The final few stairs purged Mrs. Baxter's body onto yet more painted wood. This was the open-concept third floor. Far to the left was a slim, horizontal window stretching along the wall. In front of this window was a cushioned bench seat. On the seat rested a maroon corduroy pillow. Mrs. Baxter gathered her resolve and rose to her feet. She shuffled towards the window. The medical-blue shoe coverings she wore ground sediment and sand deep into the floor, scratching the paint with each scuffing amble. Upon reaching her destination, she stared longingly out the window into the muddy field below. What had been a glorious spring morning shifted into an ominous dusky sunset. Mrs. Baxter sighed, bending at the waist. She gripped the red corduroy pillow like a steering wheel, but her hands were at 9 and 3, not the preferred 10 and 2. She slowly turned her body, holding the pillow in front of her, allowing its weight to guide her like a dowsing rod. She saw three stout risers before her; they led one final story up into the attic, towards the source of that incessant and gnawing tinkling. Mrs. Baxter’s steps were assured; duty and obligation replacing trepidation, nervousness, confusion, and doubt.

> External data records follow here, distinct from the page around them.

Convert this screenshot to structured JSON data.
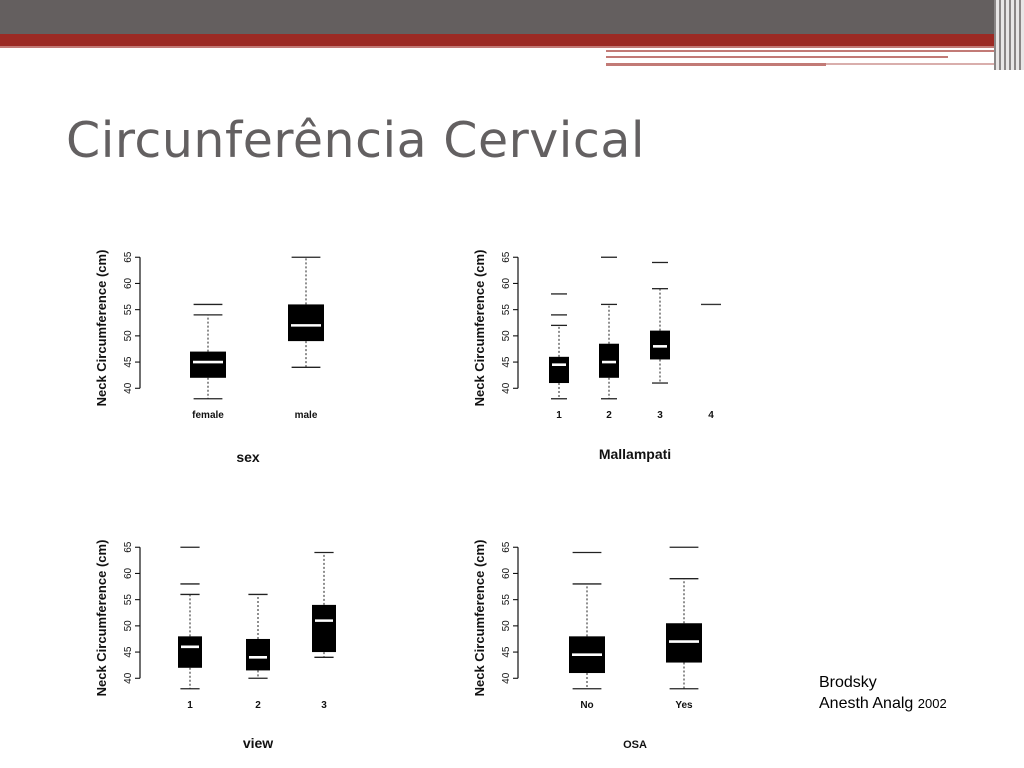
{
  "slide": {
    "title": "Circunferência Cervical",
    "citation": {
      "author": "Brodsky",
      "journal": "Anesth Analg",
      "year": "2002"
    },
    "colors": {
      "header_gray": "#645f5f",
      "header_red": "#9b2a24",
      "title": "#636061",
      "box_fill": "#000000",
      "median": "#ffffff"
    }
  },
  "chart_data": [
    {
      "type": "box",
      "ylabel": "Neck Circumference (cm)",
      "xlabel": "sex",
      "ylim": [
        37,
        66
      ],
      "yticks": [
        40,
        45,
        50,
        55,
        60,
        65
      ],
      "categories": [
        "female",
        "male"
      ],
      "boxes": [
        {
          "min": 38,
          "q1": 42,
          "median": 45,
          "q3": 47,
          "max": 54,
          "outliers": [
            56
          ]
        },
        {
          "min": 44,
          "q1": 49,
          "median": 52,
          "q3": 56,
          "max": 65,
          "outliers": []
        }
      ]
    },
    {
      "type": "box",
      "ylabel": "Neck Circumference (cm)",
      "xlabel": "Mallampati",
      "ylim": [
        37,
        66
      ],
      "yticks": [
        40,
        45,
        50,
        55,
        60,
        65
      ],
      "categories": [
        "1",
        "2",
        "3",
        "4"
      ],
      "boxes": [
        {
          "min": 38,
          "q1": 41,
          "median": 44.5,
          "q3": 46,
          "max": 52,
          "outliers": [
            54,
            58
          ]
        },
        {
          "min": 38,
          "q1": 42,
          "median": 45,
          "q3": 48.5,
          "max": 56,
          "outliers": [
            65
          ]
        },
        {
          "min": 41,
          "q1": 45.5,
          "median": 48,
          "q3": 51,
          "max": 59,
          "outliers": [
            64
          ]
        },
        {
          "min": 56,
          "q1": 56,
          "median": 56,
          "q3": 56,
          "max": 56,
          "outliers": []
        }
      ]
    },
    {
      "type": "box",
      "ylabel": "Neck Circumference (cm)",
      "xlabel": "view",
      "ylim": [
        37,
        66
      ],
      "yticks": [
        40,
        45,
        50,
        55,
        60,
        65
      ],
      "categories": [
        "1",
        "2",
        "3"
      ],
      "boxes": [
        {
          "min": 38,
          "q1": 42,
          "median": 46,
          "q3": 48,
          "max": 56,
          "outliers": [
            58,
            65
          ]
        },
        {
          "min": 40,
          "q1": 41.5,
          "median": 44,
          "q3": 47.5,
          "max": 56,
          "outliers": []
        },
        {
          "min": 44,
          "q1": 45,
          "median": 51,
          "q3": 54,
          "max": 64,
          "outliers": []
        }
      ]
    },
    {
      "type": "box",
      "ylabel": "Neck Circumference (cm)",
      "xlabel": "OSA",
      "ylim": [
        37,
        66
      ],
      "yticks": [
        40,
        45,
        50,
        55,
        60,
        65
      ],
      "categories": [
        "No",
        "Yes"
      ],
      "boxes": [
        {
          "min": 38,
          "q1": 41,
          "median": 44.5,
          "q3": 48,
          "max": 58,
          "outliers": [
            64
          ]
        },
        {
          "min": 38,
          "q1": 43,
          "median": 47,
          "q3": 50.5,
          "max": 59,
          "outliers": [
            65
          ]
        }
      ]
    }
  ]
}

A thin wrist arched delicately, twisting upwards towards a silken tasseled bell pull. A powdery, doily-like body nestled in heavy white down. Joints and bones abandoned on the soft mattress like dry kindling sticks. Each downward tug of the cord willfully entreated death. The rapidity of the ringing might have been triggered by worsening essential tremors, but the puller's desperation was visible between spasms. Mrs. Baxter entered the room as her charge collapsed back into the wall of pillows that served as a headboard. Mrs. Baxter, still holding her own pillow at 9 and 3, stalked towards the manor's elderly owner. Milky eyes obscured any true reaction. Mrs. Baxter could not tell if what was being felt was horror or relief. The red corduroy pillow was shoved downward onto a face. A body was shredded, tangling like a dusty web in the sheets and blankets. The tenth servant’s bell went silent for good. Distant Church bells tolled for evening Mass, filling the newborn void. Mrs. Baxter listened intently, counting along with each chime as she quietly pondered her decisions.